At the time of its inception, there was something of a camchain debate going on in Japan, with two schools of thought. One was that a light camchain would not be substantial enough to cope with the power it would have to transmit, while the other side felt that a heavy camchain flying around would actually contribute to any problems. Kawasaki, in a land of indefatigable gamblers, seem to have covered themselves here since the 900 Ninja had a whacking great camchain and the 600 has a petite, seven-plate morse chain. Result? The 900 runs, albeit belatedly, into a load of camchain problems and the 600 runs on for at least 30,000 miles with no problems at all. If you have a high-miler with a problem Galea Camchains will put in a new, slightly heavier chain, re-do the tappets and so on for £90, which includes parts, labour and VAT.

Although the bike runs hot, it doesn't seem to cause too many problems or to affect longevity although Tony Galea recommends changing to 9-grade from the 8-grade plugs. A dodge is to change the early model's paper air filter for the later washable filter since it is interchangeable not just with early 600s but with the 550s as well. Since they are about the same price this could represent a useful saving - part number 110131157. Other points to watch are obviously the Uni-Trak linkages, so get the bike up on the centre stand and check for lateral play. With a secondhand bike there is bound to be some, but too much can prove expensive to rectify. If the exhaust is shot, a Motad Datum system comes well recommended, improving the mid-range, where the original bike is weakest.

The final point to watch is that the bikes don't like a lot of slow or town riding. Despatch riders have had problems with just riding round London all day. The 16 valves are really rather tiddly and are prone to carboning up, eventually holding the valves off their seats. A decoke or regular fast rides in the country seem to solve that, which sounds like a pretty pleasant way to keep your bike fit.

When the GPZ600R A1 came out in June 1985 it cost a fairly reasonable £2949, which has now risen to £3749, which is pretty fair for four years of rising costs and escalating Yen values. The only real differences in that time are for this year, when the GPZ, now ■ selling alongside the GPX600, got the latter's cylinder head, pistons and conrods. The GPX, at £3899, has seven more horsepower at 82hp and a bit more torque, but basically there has obviously not been a lot that the Kawasaki engineers have managed to come up with to improve an already fine design.

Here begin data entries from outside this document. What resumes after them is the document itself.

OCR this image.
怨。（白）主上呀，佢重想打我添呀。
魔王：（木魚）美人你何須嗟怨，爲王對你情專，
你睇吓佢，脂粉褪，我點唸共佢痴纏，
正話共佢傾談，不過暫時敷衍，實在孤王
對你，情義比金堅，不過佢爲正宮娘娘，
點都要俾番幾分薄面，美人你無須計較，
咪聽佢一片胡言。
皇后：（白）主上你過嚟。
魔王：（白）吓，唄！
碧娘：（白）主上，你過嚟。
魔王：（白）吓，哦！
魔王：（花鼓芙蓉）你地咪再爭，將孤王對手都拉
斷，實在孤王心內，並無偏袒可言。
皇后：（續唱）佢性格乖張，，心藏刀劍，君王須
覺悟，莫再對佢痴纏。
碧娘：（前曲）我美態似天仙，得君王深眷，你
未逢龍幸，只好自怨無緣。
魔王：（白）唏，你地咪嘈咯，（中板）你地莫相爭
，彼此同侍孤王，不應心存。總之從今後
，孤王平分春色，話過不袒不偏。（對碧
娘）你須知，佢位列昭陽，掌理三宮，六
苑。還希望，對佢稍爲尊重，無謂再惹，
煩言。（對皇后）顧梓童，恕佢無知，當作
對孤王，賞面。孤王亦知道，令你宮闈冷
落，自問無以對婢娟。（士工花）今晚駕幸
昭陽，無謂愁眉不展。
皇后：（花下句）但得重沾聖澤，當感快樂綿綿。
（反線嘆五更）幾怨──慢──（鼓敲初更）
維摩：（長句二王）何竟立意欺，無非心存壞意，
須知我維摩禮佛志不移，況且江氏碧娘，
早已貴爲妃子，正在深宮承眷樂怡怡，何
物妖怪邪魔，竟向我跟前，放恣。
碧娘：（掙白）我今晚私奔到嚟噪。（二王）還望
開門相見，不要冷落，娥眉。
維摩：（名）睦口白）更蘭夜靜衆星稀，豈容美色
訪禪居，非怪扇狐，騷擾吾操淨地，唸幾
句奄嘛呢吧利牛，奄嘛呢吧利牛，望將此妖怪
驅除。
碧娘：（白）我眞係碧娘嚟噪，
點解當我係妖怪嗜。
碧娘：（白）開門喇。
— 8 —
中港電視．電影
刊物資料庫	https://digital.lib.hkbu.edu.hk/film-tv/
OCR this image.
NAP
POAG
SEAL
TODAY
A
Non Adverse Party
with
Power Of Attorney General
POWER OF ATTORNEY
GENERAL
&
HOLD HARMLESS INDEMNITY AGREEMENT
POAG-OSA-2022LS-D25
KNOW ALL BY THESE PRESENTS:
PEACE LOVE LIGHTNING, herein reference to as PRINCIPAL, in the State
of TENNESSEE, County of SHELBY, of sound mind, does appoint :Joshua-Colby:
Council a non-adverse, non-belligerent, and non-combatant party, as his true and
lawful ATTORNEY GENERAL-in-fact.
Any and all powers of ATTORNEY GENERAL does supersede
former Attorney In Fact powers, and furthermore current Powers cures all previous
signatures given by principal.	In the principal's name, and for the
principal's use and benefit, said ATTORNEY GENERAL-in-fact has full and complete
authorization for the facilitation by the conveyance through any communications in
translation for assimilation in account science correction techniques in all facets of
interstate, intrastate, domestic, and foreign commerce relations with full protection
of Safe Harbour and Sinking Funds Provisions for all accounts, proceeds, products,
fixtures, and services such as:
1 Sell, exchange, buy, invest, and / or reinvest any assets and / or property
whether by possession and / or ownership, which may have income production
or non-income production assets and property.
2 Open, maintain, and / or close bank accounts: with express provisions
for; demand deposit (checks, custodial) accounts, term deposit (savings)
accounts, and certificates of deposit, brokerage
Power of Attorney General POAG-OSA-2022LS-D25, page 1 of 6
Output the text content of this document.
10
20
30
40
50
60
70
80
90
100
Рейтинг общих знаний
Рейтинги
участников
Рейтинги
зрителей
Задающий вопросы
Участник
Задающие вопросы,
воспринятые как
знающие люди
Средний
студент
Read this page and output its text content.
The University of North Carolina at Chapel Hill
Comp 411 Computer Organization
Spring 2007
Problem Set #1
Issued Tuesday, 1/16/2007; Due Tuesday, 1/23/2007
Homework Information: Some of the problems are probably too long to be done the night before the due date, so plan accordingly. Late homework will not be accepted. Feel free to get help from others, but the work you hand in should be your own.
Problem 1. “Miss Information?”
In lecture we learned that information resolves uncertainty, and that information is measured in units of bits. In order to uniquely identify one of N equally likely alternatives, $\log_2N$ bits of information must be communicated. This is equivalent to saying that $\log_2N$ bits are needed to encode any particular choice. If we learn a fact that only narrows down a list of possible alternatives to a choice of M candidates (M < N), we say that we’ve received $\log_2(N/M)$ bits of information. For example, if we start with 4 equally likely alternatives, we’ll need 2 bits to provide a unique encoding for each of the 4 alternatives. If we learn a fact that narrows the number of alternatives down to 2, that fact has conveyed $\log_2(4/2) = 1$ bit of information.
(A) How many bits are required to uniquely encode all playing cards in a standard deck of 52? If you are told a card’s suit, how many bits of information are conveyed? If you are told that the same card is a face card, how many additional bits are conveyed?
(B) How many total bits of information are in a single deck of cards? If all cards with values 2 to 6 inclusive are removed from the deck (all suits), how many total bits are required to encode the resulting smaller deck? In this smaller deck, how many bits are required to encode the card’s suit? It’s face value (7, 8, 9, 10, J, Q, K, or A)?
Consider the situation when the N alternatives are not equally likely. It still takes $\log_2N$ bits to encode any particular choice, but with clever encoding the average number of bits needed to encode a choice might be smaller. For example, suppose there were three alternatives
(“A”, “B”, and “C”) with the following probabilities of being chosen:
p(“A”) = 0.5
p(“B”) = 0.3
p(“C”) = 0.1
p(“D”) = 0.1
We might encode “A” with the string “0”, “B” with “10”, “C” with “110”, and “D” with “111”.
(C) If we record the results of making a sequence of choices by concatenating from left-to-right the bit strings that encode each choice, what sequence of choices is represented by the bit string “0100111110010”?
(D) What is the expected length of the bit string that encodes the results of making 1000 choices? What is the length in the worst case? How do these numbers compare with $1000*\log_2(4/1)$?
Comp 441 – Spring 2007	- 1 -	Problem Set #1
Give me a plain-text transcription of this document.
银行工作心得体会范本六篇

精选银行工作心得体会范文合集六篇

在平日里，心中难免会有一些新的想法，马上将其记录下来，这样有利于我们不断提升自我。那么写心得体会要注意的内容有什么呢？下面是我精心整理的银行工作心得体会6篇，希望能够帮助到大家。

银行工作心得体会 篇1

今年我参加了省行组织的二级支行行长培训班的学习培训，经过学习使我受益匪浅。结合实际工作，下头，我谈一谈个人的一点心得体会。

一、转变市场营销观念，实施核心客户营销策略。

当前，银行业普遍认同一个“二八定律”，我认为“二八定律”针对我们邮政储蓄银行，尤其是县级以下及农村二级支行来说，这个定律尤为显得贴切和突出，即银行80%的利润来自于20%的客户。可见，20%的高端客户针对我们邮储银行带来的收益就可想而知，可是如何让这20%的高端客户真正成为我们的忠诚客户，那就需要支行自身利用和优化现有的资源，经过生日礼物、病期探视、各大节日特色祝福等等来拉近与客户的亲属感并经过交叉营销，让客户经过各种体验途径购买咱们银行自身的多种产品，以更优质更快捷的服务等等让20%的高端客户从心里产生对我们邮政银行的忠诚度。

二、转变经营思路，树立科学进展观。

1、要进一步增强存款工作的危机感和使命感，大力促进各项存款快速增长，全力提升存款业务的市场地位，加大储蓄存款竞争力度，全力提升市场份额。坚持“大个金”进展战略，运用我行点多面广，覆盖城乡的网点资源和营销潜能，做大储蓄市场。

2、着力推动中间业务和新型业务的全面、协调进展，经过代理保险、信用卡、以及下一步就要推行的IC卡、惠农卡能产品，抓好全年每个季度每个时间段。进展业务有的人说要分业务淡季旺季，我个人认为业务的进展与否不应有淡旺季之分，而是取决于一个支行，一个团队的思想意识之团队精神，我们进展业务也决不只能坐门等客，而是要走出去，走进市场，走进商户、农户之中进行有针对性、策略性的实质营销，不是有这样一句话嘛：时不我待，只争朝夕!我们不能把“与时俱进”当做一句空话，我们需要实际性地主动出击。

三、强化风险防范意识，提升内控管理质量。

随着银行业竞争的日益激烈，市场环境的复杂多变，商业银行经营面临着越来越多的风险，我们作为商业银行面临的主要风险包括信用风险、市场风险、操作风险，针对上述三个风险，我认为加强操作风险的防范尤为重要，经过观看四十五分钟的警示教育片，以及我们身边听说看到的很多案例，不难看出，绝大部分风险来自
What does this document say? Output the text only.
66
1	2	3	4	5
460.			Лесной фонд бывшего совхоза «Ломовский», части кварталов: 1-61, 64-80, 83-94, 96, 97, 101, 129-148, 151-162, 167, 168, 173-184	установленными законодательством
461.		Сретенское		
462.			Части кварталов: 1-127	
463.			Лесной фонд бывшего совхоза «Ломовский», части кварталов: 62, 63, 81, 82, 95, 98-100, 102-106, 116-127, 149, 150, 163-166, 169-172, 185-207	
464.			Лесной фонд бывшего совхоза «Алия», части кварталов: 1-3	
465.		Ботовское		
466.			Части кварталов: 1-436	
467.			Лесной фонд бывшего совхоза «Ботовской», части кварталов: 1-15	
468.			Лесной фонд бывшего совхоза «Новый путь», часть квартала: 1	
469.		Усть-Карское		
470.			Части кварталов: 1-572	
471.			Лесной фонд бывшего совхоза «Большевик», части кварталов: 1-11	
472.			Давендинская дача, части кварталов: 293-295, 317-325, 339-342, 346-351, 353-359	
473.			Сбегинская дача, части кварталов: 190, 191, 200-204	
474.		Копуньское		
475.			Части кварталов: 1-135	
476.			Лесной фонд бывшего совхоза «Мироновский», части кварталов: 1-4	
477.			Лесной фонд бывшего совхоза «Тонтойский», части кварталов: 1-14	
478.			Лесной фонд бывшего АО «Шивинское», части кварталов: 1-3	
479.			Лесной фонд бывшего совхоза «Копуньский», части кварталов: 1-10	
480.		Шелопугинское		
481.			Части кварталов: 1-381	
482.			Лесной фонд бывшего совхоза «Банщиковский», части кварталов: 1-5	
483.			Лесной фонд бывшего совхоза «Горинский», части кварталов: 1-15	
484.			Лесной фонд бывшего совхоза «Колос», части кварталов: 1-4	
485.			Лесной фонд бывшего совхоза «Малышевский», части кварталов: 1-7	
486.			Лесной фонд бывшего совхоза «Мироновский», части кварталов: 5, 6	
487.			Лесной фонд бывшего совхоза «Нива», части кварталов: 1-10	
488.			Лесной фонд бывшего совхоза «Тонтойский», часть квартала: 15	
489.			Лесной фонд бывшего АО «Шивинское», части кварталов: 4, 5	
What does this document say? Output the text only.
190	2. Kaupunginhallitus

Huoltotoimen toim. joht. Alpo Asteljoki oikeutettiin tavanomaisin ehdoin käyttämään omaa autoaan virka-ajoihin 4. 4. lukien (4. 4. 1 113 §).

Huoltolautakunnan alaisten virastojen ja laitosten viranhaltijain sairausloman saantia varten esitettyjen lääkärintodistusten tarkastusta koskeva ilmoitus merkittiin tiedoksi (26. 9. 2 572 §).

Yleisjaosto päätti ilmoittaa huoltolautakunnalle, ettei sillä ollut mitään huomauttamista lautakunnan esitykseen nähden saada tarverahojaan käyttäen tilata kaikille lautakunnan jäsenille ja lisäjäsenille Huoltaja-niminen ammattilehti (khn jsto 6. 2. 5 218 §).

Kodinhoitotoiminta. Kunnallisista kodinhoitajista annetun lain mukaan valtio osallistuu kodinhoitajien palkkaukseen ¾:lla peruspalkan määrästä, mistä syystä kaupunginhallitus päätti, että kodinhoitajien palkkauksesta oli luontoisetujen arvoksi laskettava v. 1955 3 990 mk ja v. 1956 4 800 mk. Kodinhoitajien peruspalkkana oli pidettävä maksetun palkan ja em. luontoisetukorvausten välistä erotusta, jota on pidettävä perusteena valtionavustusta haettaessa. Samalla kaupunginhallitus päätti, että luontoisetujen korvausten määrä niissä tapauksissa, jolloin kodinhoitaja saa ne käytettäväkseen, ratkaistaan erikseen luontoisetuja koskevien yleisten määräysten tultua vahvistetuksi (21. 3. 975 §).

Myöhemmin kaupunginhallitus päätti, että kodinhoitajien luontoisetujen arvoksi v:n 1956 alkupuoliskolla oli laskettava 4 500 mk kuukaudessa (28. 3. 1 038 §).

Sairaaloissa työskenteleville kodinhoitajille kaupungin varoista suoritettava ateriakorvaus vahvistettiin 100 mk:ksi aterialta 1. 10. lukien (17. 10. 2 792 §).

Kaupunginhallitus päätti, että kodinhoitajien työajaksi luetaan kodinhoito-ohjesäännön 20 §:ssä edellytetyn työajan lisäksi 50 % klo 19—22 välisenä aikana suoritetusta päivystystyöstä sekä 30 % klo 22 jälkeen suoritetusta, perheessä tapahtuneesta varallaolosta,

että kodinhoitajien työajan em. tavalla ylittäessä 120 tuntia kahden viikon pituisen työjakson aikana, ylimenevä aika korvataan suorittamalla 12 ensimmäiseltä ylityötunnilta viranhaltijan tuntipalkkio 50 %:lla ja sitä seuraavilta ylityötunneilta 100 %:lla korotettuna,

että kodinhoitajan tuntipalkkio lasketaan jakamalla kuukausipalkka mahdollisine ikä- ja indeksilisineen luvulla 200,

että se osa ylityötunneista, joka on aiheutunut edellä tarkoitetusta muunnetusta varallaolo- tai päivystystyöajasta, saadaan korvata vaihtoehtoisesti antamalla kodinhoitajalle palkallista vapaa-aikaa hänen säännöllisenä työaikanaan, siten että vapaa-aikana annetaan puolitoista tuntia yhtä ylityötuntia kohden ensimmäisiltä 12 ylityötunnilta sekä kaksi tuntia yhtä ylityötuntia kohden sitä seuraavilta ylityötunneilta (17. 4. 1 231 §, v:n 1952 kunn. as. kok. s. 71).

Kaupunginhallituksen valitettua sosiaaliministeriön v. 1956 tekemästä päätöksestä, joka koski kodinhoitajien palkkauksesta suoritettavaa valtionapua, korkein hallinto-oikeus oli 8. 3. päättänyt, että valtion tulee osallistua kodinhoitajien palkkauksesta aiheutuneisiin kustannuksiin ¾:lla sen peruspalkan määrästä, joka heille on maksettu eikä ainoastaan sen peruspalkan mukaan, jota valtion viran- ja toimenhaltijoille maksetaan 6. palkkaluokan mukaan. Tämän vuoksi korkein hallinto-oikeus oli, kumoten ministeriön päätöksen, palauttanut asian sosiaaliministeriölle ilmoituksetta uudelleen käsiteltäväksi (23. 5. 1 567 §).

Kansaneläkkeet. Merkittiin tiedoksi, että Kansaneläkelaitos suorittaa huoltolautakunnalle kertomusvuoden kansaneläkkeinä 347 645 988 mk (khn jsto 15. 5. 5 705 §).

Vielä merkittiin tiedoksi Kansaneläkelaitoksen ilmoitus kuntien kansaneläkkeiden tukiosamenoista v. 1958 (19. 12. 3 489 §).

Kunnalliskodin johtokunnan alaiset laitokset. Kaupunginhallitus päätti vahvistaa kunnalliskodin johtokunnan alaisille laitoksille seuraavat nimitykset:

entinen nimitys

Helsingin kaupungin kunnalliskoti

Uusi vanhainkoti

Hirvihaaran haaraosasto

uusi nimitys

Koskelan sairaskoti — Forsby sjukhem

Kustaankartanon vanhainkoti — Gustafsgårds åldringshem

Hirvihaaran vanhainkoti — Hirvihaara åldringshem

In 1986 the GPZ600 was the best selling middleweight in Britain, and only really lost that slot when Honda paid them the sincerest form of flattery and dropped their V4 middleweights to produce an across the frame four, the CBR600, which now holds top slot for middleweight sales. But the GPZ600R is more than just a major influence on this year's top seller, it is still a fine bike in its own right, still selling well and heading remorselessly toward sainthood. A scan through the weekly comic shows that a 1985 GPZ, which would have cost around £3000, is still worth at least £2000, perhaps £2500, four years later. A Kawasaki classic.